El veraneo de los pilarenses III

por Armando Mathías D’Auría

23 de enero de 2011 - 00:00

 

De izquierda a derecha: Élida Barberena, Delia Beretta, Katy Ludueña y Alicia Asturiano; en Mar del Plata durante el verano del 2006.

 

 

Segunda quincena de enero y mi Pilar de entonces, de poca gente y diría de pueblo, sigue descansando de los arduos desafíos del cotidiano andar que dejan sus ocupaciones.

Pilarenses que por esta fecha se escapaban para descansar o ya habían planeado su veraneo lejos de esta tierra, y otros que decidían quedarse para disfrutar del silencio de su pueblito de entonces.

La falta de piletas en los clubes Sportivo y Atlético, el costo de las piletas de material y las de lona no existían, hicieron que la gente, en especial los jóvenes de aquella época, buscáramos el río Luján para atenuar el calor y recibir naturalmente la frescura de sus aguas de entonces.

Sus riberas con arenilla, su frondosa vegetación en galería, sus aguas transparentes con variados peces de río y tortugas nos permitían zambullirnos sin peligro en este regalo de la naturaleza bonaerense que tuvimos desde siempre en estos lares.

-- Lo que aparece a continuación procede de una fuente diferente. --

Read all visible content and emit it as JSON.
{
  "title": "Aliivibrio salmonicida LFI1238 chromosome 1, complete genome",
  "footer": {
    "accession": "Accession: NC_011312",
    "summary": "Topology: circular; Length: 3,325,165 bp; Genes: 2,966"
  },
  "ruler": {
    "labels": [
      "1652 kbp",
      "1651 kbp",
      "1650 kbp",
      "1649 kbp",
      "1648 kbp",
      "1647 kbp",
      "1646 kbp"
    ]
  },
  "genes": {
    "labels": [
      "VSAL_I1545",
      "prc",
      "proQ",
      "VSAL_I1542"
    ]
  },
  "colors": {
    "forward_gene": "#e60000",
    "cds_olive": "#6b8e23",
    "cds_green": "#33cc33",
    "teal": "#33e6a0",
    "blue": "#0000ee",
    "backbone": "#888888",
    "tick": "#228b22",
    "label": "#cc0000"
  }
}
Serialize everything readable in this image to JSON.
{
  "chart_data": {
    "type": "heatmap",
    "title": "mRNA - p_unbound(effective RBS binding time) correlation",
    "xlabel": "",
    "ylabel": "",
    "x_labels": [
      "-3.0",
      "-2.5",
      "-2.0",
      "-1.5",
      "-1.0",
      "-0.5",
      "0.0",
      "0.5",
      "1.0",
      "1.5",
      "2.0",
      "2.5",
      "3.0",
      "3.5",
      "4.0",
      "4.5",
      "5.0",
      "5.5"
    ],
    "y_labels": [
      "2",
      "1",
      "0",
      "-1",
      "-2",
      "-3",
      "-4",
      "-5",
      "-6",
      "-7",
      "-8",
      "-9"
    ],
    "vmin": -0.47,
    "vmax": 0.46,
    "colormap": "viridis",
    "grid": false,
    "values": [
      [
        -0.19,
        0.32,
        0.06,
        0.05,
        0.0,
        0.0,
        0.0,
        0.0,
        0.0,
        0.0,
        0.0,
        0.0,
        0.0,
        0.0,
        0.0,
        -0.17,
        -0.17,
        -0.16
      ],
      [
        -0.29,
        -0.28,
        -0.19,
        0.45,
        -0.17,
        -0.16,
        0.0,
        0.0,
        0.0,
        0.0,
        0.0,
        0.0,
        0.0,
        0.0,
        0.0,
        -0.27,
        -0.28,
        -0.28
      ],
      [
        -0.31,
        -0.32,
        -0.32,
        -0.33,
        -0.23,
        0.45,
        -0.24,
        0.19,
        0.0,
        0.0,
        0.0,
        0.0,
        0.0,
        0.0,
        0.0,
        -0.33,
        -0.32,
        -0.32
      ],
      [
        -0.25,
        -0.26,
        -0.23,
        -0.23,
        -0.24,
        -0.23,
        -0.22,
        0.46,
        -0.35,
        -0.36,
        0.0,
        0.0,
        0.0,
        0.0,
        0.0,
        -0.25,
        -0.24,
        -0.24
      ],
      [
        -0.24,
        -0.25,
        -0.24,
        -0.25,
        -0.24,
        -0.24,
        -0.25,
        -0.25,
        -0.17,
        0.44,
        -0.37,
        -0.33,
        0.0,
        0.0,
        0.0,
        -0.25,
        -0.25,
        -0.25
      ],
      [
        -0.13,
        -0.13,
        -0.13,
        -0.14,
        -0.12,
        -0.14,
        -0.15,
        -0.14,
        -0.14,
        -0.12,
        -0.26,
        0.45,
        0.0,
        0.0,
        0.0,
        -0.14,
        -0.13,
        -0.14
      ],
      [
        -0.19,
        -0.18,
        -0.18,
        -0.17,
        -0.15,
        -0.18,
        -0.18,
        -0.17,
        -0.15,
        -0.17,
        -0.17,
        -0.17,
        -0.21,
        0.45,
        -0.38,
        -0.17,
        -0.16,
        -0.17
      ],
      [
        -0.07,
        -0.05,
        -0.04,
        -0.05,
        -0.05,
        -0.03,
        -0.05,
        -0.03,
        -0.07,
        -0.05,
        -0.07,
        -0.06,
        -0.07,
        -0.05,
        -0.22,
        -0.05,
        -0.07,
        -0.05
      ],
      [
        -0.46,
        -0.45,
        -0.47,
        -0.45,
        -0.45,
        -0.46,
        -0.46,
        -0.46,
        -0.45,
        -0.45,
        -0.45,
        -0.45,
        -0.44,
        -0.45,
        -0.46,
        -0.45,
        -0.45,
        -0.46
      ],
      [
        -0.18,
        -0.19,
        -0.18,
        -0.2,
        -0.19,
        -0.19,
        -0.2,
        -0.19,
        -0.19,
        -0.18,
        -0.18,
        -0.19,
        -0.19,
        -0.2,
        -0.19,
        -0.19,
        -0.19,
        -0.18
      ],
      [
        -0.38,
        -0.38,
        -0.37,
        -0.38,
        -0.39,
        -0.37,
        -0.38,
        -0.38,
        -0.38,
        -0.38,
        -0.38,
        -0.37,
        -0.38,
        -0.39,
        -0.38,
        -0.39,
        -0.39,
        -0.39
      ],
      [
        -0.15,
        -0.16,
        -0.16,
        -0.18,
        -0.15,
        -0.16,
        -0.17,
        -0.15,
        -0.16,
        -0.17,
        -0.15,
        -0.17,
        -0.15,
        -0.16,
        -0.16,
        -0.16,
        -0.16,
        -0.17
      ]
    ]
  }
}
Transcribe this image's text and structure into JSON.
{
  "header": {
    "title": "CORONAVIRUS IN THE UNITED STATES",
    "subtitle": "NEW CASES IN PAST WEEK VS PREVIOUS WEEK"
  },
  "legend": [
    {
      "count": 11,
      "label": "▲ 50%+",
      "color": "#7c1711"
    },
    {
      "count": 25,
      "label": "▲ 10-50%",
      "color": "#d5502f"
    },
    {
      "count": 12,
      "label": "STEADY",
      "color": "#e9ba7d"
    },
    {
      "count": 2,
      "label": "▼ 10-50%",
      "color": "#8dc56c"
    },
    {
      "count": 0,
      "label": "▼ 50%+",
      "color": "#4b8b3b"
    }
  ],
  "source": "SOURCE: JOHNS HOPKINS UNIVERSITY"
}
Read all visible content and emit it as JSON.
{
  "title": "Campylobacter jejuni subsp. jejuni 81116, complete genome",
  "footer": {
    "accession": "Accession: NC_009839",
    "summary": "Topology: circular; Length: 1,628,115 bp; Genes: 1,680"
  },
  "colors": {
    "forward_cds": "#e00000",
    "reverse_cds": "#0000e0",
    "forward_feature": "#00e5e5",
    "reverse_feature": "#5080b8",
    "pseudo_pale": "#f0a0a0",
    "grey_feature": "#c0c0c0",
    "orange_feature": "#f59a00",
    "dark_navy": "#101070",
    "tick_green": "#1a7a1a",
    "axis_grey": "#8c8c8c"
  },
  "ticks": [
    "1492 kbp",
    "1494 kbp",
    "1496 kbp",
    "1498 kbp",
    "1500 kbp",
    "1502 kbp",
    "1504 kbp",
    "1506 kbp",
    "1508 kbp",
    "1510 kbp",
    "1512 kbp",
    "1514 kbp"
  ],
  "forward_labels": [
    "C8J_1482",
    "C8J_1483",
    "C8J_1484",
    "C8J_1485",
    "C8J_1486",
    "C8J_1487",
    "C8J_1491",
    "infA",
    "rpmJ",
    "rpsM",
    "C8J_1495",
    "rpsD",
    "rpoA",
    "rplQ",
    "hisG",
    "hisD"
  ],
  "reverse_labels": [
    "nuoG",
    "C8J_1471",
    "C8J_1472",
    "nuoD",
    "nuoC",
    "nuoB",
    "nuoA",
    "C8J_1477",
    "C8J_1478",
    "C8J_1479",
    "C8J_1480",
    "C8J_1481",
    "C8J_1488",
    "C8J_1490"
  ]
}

Íbamos caminando por las vías del San Martín, del Urquiza, por la vieja ruta 8, cortando calles para poder, con nuestros pantalones cortos, meternos al río para practicar nuestros primeros nados pero sobre todo para buscar agua fresca en aquellas siestas interminables de verano en mi Pilar de entonces.

Para los padres, tíos y abuelos, el río cobraba el desafío de la pesca, con sus lombrices criadas a yerba usada o compradas en algún puestito que por esa época había, entre mateada y mateada se pasaban horas intentando robarle una presa apetitosa a tan generoso río.

Aparecieron las casaquintas en la periferia, en sus amplios parques construyeron piletas de material y hermosos quinchos, y siempre teníamos algún amigo o conocido que mediara para disfrutar de aquellos, previos diseños a los countries y barrios privados de la realidad pilarense de hoy.

También las tardecitas tenían su encanto en el centro del pueblo para aquellos que no nos íbamos de vacaciones, cuando el sol atenuaba su sofocante calor, la plaza 12 de Octubre era el lugar para dar “la vuelta del perro”, tomar un helado en la “Bon que Bon”, ver las vidrieras de los negocios que daban enfrente, en la “Hidalgo Solá”, encontrarnos con gente conocida para charlar, y hasta tomarnos algo fresco en La Alhambra.

Un pueblo en vacaciones, era mi Pilar de esos tiempos idos, épocas de carros que surcaban calles de tierra y ya algunas de asfalto, de salidas en bicicleta sin peligro, de algunos pudientes que compraban algún Ford o Estanciera y a la noche la maravilla de un tiempo sin apuro, cuando sacábamos las sillas a la vereda, sin temor por la inseguridad y largas charlas eran acompañadas por delicias cocidas por las vecinas con refrescos y mates que eran nuestras bebidas.

Rondas sin tiempo, con la excusa de tomar aire fresco, se hacía el resumen de lo acontecido en la cuadra, en el barrio, y en aquel Pilar de entonces en vacaciones que hoy sigo invitando a recorrer en esta selección de fotos de mi álbum fotográfico. Hasta el domingo que viene.

 

Aquella Mar del Plata de 1995 permitió en una de sus playas que nuestro pilarense amigo Puchi Saavedra descansara de su cotidiano trajín y pudiera disfrutar junto a sus hijos Matías y Rodrigo, y con Nicolás Arocena, de estos momentos únicos que se viven en vacaciones: Mar, arena, sol y alegres juegos playeros.